Come ogni martedì torna la rubrica dedicata alla figura di Tommaso da Olera, il frate cappuccino vissuto a cavallo tra Cinquecento e Seicento e proclamato Beato nel 2013. Il testo è tratto da “Tommaso da Olera, saggezza umana e sapienza divina” a cura di Clemente Fillarini, Messaggero di Sant’Antonio Editrice.
La riflessione di oggi
Usò il Salvatore particolar diligenza nel lavar i piedi a Giuda: lo accarezzava, lo rimirava con sguardi esterni e interni per farlo pur riconoscersi del suo errore (I 206).
Spesso gli uomini usano tanta diligenza nel compiere il male, affinché tutto avvenga senza destare alcun sospetto sull’autore: ad esempio i ladri che studiano i loro piani fin nei minimi particolari per essere pronti a reagire a qualsiasi ostacolo o imprevisto che possa capitare durante la loro malvagie azioni. Ma, purtroppo, «chi fa il bene non usa la stessa diligenza di chi fa il male» direbbe don Abbondio.
«Per piacer a Dio devi custodir bene il cuore, levando quei germogli di cattivi affetti che tutto ti potessero contaminare, atteso che la natura nostra, essendo al male inclinata, non sa quasi produrre se non triboli e spine; e devi fare come appunto far suole il giardiniero, che con diligenza procura di estirpar spini ed erbe cattive che vengono nel giardino: onde lo fa sì vago e bello che per i fiori odorosi e frutti saporiti ne fa invaghire il padrone, e rallégralo sopra modo per tanta custodia e diligenza usata; onde, godendo e dei fiori e dei frutti, ama e accarezza il giardiniero» (II 410).

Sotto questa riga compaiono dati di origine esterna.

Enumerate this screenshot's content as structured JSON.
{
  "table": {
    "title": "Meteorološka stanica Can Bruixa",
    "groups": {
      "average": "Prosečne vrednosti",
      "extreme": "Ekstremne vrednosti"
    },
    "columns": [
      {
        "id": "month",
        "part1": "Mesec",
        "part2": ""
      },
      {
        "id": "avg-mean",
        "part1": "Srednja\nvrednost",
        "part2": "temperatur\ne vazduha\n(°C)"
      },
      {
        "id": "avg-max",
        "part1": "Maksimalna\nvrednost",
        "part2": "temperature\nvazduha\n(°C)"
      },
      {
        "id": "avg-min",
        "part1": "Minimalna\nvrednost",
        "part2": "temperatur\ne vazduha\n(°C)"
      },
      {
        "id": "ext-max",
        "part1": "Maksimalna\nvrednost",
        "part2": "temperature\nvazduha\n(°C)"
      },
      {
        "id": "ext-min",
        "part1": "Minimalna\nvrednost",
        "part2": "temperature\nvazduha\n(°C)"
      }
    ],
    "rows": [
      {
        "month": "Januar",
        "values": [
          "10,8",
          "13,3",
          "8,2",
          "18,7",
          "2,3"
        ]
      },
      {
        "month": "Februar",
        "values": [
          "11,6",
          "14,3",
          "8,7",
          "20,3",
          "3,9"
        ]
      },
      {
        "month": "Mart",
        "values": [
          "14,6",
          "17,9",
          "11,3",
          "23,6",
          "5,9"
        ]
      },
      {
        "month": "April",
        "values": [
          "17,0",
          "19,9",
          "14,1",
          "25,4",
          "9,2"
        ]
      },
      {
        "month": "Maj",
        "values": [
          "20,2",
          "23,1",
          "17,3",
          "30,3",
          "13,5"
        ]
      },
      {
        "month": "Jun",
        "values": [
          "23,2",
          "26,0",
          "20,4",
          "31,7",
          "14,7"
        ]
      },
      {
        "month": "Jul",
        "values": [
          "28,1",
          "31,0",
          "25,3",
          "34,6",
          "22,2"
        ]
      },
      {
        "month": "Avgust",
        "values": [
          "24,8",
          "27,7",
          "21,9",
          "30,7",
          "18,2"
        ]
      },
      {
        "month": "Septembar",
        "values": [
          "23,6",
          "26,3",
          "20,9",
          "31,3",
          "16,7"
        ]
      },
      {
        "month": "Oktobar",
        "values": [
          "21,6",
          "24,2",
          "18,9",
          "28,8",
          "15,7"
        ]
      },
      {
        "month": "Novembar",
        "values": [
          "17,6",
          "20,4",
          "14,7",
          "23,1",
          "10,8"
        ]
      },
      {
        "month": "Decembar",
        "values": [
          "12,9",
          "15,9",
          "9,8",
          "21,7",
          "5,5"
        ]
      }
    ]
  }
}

«Va’ con i servi di Dio, che cercano di purificare l’amor loro con attendere alla perfezione, perché questi tali cercano di operare con fine alto, di solo operare per puro amore di Dio, mortificando dentro e fuori tutte le cose che non sono in Dio e per Dio, cercano con ogni diligenza di purificare l’intenzione e il cuore da ogni fumo di vanità, regolando la vita loro tutta in Dio» (II 418). A un destinatario di una lettera, fra Tommaso scrive: «Io son più diligente nel suo interesse che non son del mio» (IV 200).